Da Flüchtlingscafé ist ihr „Baby“

Auf eine Sache ist sie besonders stolz, „ihr Baby“, nennt sie das Projekt. Seit Oktober hat Soldner gemeinsam mit den anderen Ehrenamtlichen im Generationenhaus Heslach ein Flüchtlingscafé eingerichtet. Von 17 Uhr an ist es täglich für die Menschen aus der Böblinger Straße geöffnet. Den Cafébetrieb organisieren die engagierten Helfer eigenständig in ihrer Freizeit. Heide Soldner ist selbst einen Abend in der Woche vor Ort und hilft als Springerin zudem immer dort, wo gerade Not am Mann ist. Das Café leistet aus ihrer Sicht einen wichtigen Beitrag zur Integration. Die Flüchtlinge kommen dort mit vielen Nachbarn aus dem Viertel zusammen. Nicht zuletzt haben sie mit dem Café endlich einen Ort, an dem sie zusammensitzen können. Denn in der Flüchtlingsunterkunft gibt es nach wie vor keine richtigen Aufenthaltsräume. Dafür gehörte das Haus an der Böblinger Straße zu den ersten Unterkünften mit Wlan – dank der Hilfe der Ehrenamtlichen.

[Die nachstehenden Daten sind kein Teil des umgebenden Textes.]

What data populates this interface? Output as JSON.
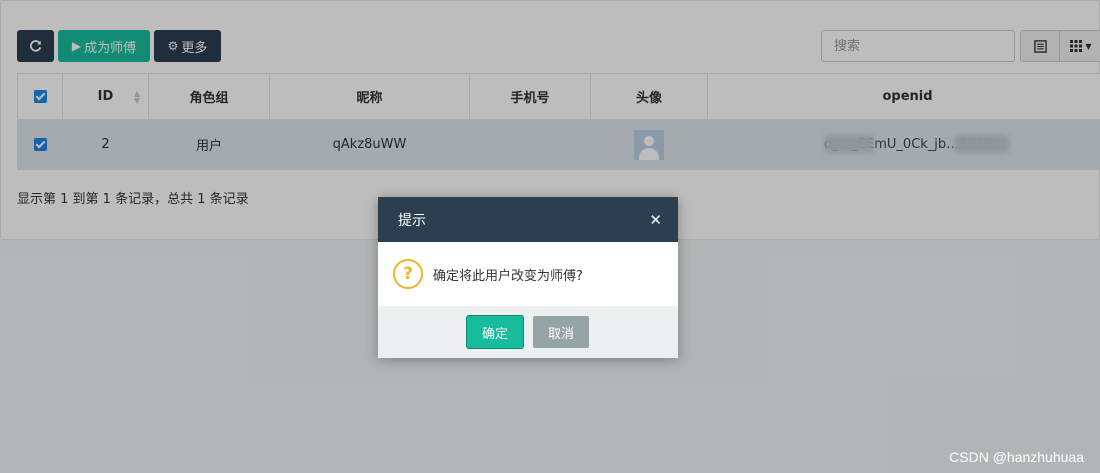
{
  "toolbar": {
    "refresh_icon": "refresh-icon",
    "master_label": "成为师傅",
    "master_icon": "play-icon",
    "more_label": "更多",
    "more_icon": "gear-icon",
    "search_placeholder": "搜索",
    "view_list_icon": "list-icon",
    "view_columns_icon": "grid-icon"
  },
  "table": {
    "headers": [
      "ID",
      "角色组",
      "昵称",
      "手机号",
      "头像",
      "openid"
    ],
    "rows": [
      {
        "checked": true,
        "id": "2",
        "group": "用户",
        "nickname": "qAkz8uWW",
        "mobile": "",
        "avatar": "avatar-icon",
        "openid": "o_…_EEmU_0Ck_jb…SGfC"
      }
    ]
  },
  "summary": "显示第 1 到第 1 条记录，总共 1 条记录",
  "dialog": {
    "title": "提示",
    "message": "确定将此用户改变为师傅?",
    "ok_label": "确定",
    "cancel_label": "取消",
    "accent_color": "#18bc9c",
    "header_color": "#2c3e50"
  },
  "watermark": "CSDN @hanzhuhuaa"
}
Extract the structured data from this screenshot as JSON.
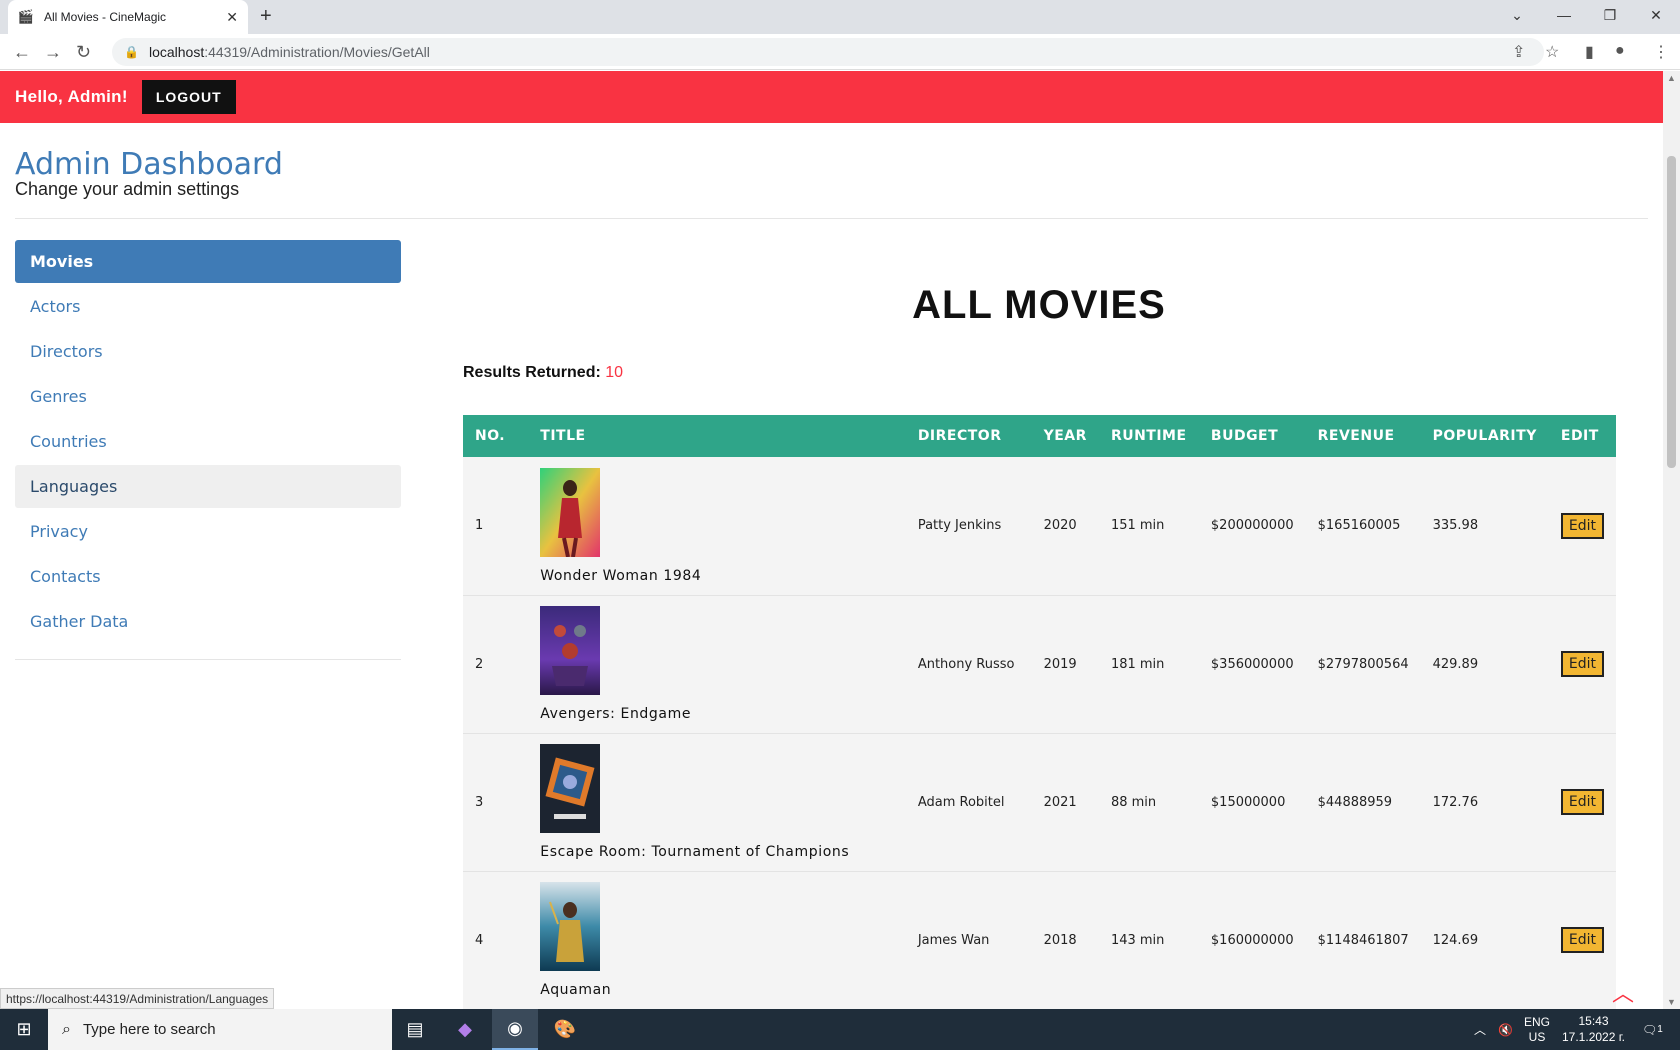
{
  "browser": {
    "tab_title": "All Movies - CineMagic",
    "url_host": "localhost",
    "url_path": ":44319/Administration/Movies/GetAll",
    "status_url": "https://localhost:44319/Administration/Languages"
  },
  "topbar": {
    "greeting": "Hello, Admin!",
    "logout_label": "LOGOUT"
  },
  "dashboard": {
    "title": "Admin Dashboard",
    "subtitle": "Change your admin settings"
  },
  "sidebar": {
    "items": [
      {
        "label": "Movies"
      },
      {
        "label": "Actors"
      },
      {
        "label": "Directors"
      },
      {
        "label": "Genres"
      },
      {
        "label": "Countries"
      },
      {
        "label": "Languages"
      },
      {
        "label": "Privacy"
      },
      {
        "label": "Contacts"
      },
      {
        "label": "Gather Data"
      }
    ]
  },
  "main": {
    "title": "ALL MOVIES",
    "results_label": "Results Returned:",
    "results_count": "10"
  },
  "table": {
    "headers": [
      "NO.",
      "TITLE",
      "DIRECTOR",
      "YEAR",
      "RUNTIME",
      "BUDGET",
      "REVENUE",
      "POPULARITY",
      "EDIT"
    ],
    "edit_label": "Edit",
    "rows": [
      {
        "no": "1",
        "title": "Wonder Woman 1984",
        "director": "Patty Jenkins",
        "year": "2020",
        "runtime": "151 min",
        "budget": "$200000000",
        "revenue": "$165160005",
        "popularity": "335.98"
      },
      {
        "no": "2",
        "title": "Avengers: Endgame",
        "director": "Anthony Russo",
        "year": "2019",
        "runtime": "181 min",
        "budget": "$356000000",
        "revenue": "$2797800564",
        "popularity": "429.89"
      },
      {
        "no": "3",
        "title": "Escape Room: Tournament of Champions",
        "director": "Adam Robitel",
        "year": "2021",
        "runtime": "88 min",
        "budget": "$15000000",
        "revenue": "$44888959",
        "popularity": "172.76"
      },
      {
        "no": "4",
        "title": "Aquaman",
        "director": "James Wan",
        "year": "2018",
        "runtime": "143 min",
        "budget": "$160000000",
        "revenue": "$1148461807",
        "popularity": "124.69"
      }
    ]
  },
  "taskbar": {
    "search_placeholder": "Type here to search",
    "lang_top": "ENG",
    "lang_bottom": "US",
    "time": "15:43",
    "date": "17.1.2022 г.",
    "notifications": "1"
  },
  "colors": {
    "accent_red": "#f93342",
    "accent_blue": "#3f7bb6",
    "table_header": "#2fa589",
    "edit_button": "#f2b632"
  }
}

Nicht „ganz wenig Zeit“ investiert Heide Soldner ins Ehrenamt. Sie macht das jedoch gerne. „Das kommt auch alles noch von meinem Beruf“, sagt die 65-Jährige. Vor ihrem Ruhestand war sie bei einer kirchlichen Nichtregierungsorganisation für das Fundraising zuständig. Die Rentnerin ist es also gewohnt, sich mit fremden Kulturen auseinanderzusetzen. Viele internationale Kontakte hat sie geknüpft, nach Afrika und in den Nahen Osten. Vor allem diese Region liegt ihr sehr am Herzen. „Da kenne ich mich gut aus“, sagt Heide Soldner.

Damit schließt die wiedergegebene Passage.